Inter-Slice Block

The Inter-Slice Block performs inter-slice reduction, aggregating partial results across the 256 slices within a cluster. It preserves Chip, Cluster, and Packet, and rewrites Slice and Time to SliceOut and TimeOut.

Interface

`i32` Interface

    #[primitive(VectorInitTensor::vector_inter_slice_reduce)]
    pub fn vector_inter_slice_reduce<Slice2: M, Time2: M>(
        self,
        op: InterSliceReduceOpI32,
    ) -> VectorInterSliceReduceTensor<'l, T, i32, Chip, Cluster, Slice2, Time2, Packet, { VeOrder::InterFirst }> {

`f32` Interface

    #[primitive(VectorInitTensor::vector_inter_slice_reduce)]
    pub fn vector_inter_slice_reduce<Slice2: M, Time2: M>(
        self,
        op: InterSliceReduceOpF32,
    ) -> VectorInterSliceReduceTensor<'l, T, f32, Chip, Cluster, Slice2, Time2, Packet, { VeOrder::InterFirst }> {

You can reach this block in two ways:

Run inter-slice first: vector_init() -> vector_inter_slice_reduce::<SliceOut, TimeOut>(op)
Run intra-slice first, then switch: call vector_inter_slice_reduce() directly on the current intra-slice tensor instead of calling vector_init() again.
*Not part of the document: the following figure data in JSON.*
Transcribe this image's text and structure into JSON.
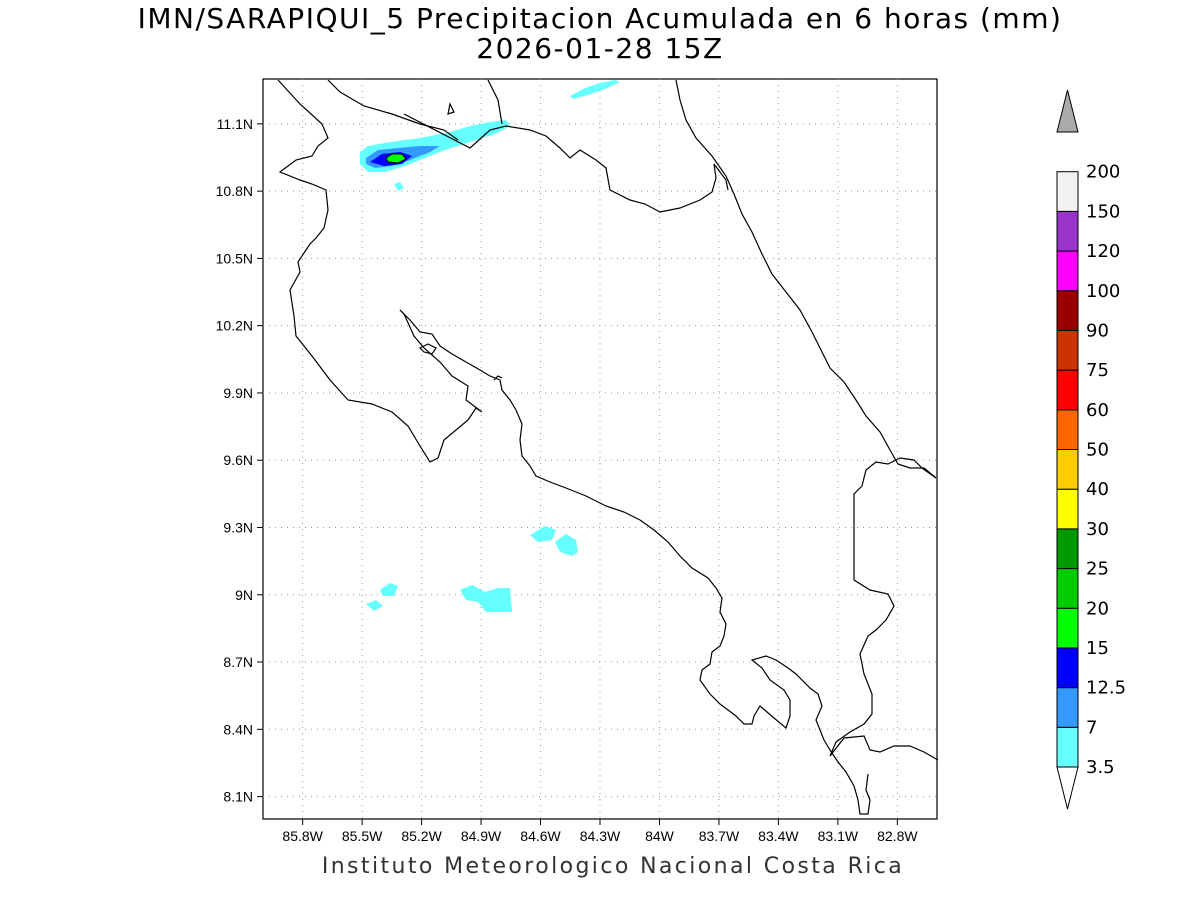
{
  "title": {
    "line1": "IMN/SARAPIQUI_5 Precipitacion Acumulada en 6 horas (mm)",
    "line2": "2026-01-28 15Z"
  },
  "footer": "Instituto Meteorologico Nacional Costa Rica",
  "map": {
    "lon_range": [
      -86.0,
      -82.6
    ],
    "lat_range": [
      8.0,
      11.3
    ],
    "lon_ticks": [
      "85.8W",
      "85.5W",
      "85.2W",
      "84.9W",
      "84.6W",
      "84.3W",
      "84W",
      "83.7W",
      "83.4W",
      "83.1W",
      "82.8W"
    ],
    "lat_ticks": [
      "11.1N",
      "10.8N",
      "10.5N",
      "10.2N",
      "9.9N",
      "9.6N",
      "9.3N",
      "9N",
      "8.7N",
      "8.4N",
      "8.1N"
    ],
    "grid": "dotted"
  },
  "colorbar": {
    "labels": [
      "3.5",
      "7",
      "12.5",
      "15",
      "20",
      "25",
      "30",
      "40",
      "50",
      "60",
      "75",
      "90",
      "100",
      "120",
      "150",
      "200"
    ],
    "colors": [
      "#66ffff",
      "#3399ff",
      "#0000ff",
      "#00ff00",
      "#00cc00",
      "#009900",
      "#ffff00",
      "#ffcc00",
      "#ff6600",
      "#ff0000",
      "#cc3300",
      "#990000",
      "#ff00ff",
      "#9933cc",
      "#f2f2f2",
      "#aaaaaa"
    ]
  },
  "colors": {
    "light_rain": "#66ffff",
    "moderate_rain": "#3399ff",
    "heavy_rain": "#0000ff",
    "intense_rain": "#00ff00",
    "coastline": "#000000",
    "grid": "#999999"
  }
}
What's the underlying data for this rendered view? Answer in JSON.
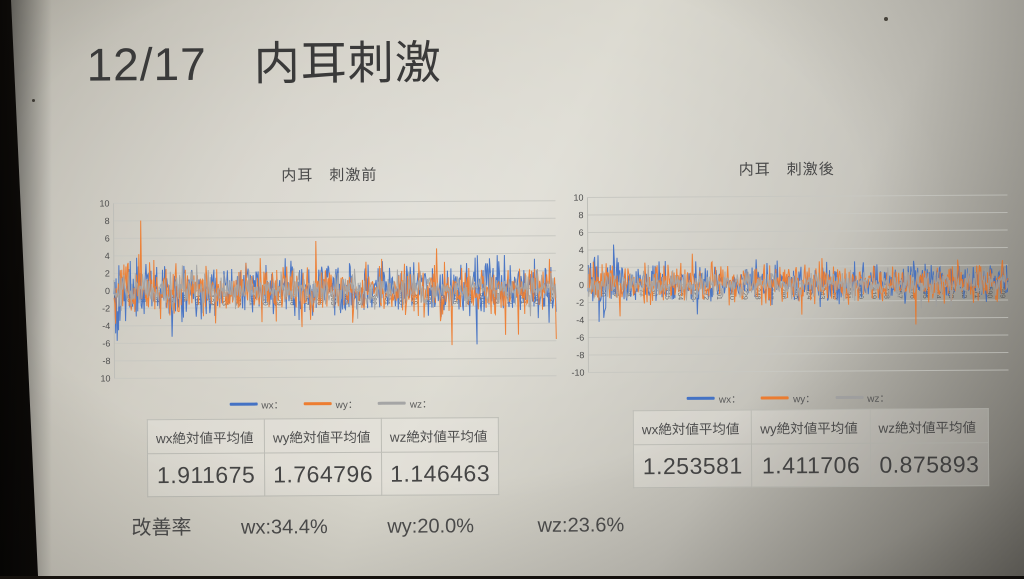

In the IntraFirst path, vector_inter_slice_reduce() is available only from Way8 intra-slice stages that can transition to inter-slice reduction: Branch, Logic, Fxp, FxpToFp, Widen, FpToFxp, and Clip. It is not available from Way4 stages such as Narrow, Fp, IntraSliceReduce, or FpDiv.

Quick Reference

Current state	Method	Result
Fresh VE input after `vector_init()`	`vector_inter_slice_reduce::<SliceOut, TimeOut>(op)`	Enters inter-slice reduction directly (`InterFirst`)
Eligible intra-slice tensor	`vector_inter_slice_reduce::<SliceOut, TimeOut>(op)`	Transitions from intra-slice to inter-slice reduction (`IntraFirst`)
Tensor after `vector_inter_slice_reduce()`	`vector_intra_slice_branch(BranchMode)`	Switches to intra-slice work after inter-slice reduction

Operations

Integer Operations (`InterSliceReduceOpI32`)

Operation	Description
`Add`	Wrapping addition
`AddSat`	Saturating addition
`Max`	Maximum value
`Min`	Minimum value

Floating-Point Operations (`InterSliceReduceOpF32`)

Operation	Description
`Add`	Floating-point addition
`Max`	Maximum value
`Min`	Minimum value
`Mul`	Floating-point multiplication

Output Mapping Rule

After inter-slice reduction removes a slice factor R, the output mapping typically follows one of three rules:

Rule	Output mapping	Reference
Broadcast	`Slice = m![A, R], Time = m![C] -> SliceOut = m![A, X], TimeOut = m![C]`	Broadcast Into a New Slice Axis
Dummy	`Slice = m![A, R], Time = m![C] -> SliceOut = m![A, 1 # n], TimeOut = m![C]`	Dummy Replacement
Promotion	`Slice = m![A, R], Time = m![C] -> SliceOut = m![A, C], TimeOut = m![1]`	Promotion from `Time` into `SliceOut`

Chip, Cluster, and Packet pass through unchanged. Only Slice and Time are rewritten into SliceOut and TimeOut.

Examples

Dummy Replacement

Replace the reduced slice factor with a dummy factor in SliceOut:

#![allow(unused)]
fn main() {
#![feature(adt_const_params)]
extern crate furiosa_visa_std;
use furiosa_visa_std::prelude::*;
axes![R = 4, A = 512];

fn inter_slice_add<'l, const T: Tu>(
    input: CollectTensor<'l, T, i32, m![1], m![1 # 2], m![A / 8, R], m![1], m![A % 8]>,
) -> VectorFinalTensor<'l, T, i32, m![1], m![1 # 2], m![A / 8, 1 # 4], m![1], m![A % 8]> {
    input
        .vector_init()
        .vector_inter_slice_reduce::<m![A / 8, 1 # 4], m![1]>(InterSliceReduceOpI32::AddSat)
        .vector_final()
}
}

R occupies part of the Slice dimension. After reduction, R is eliminated and the remaining A / 8 positions are padded from R(=4) slots to 1 # 4.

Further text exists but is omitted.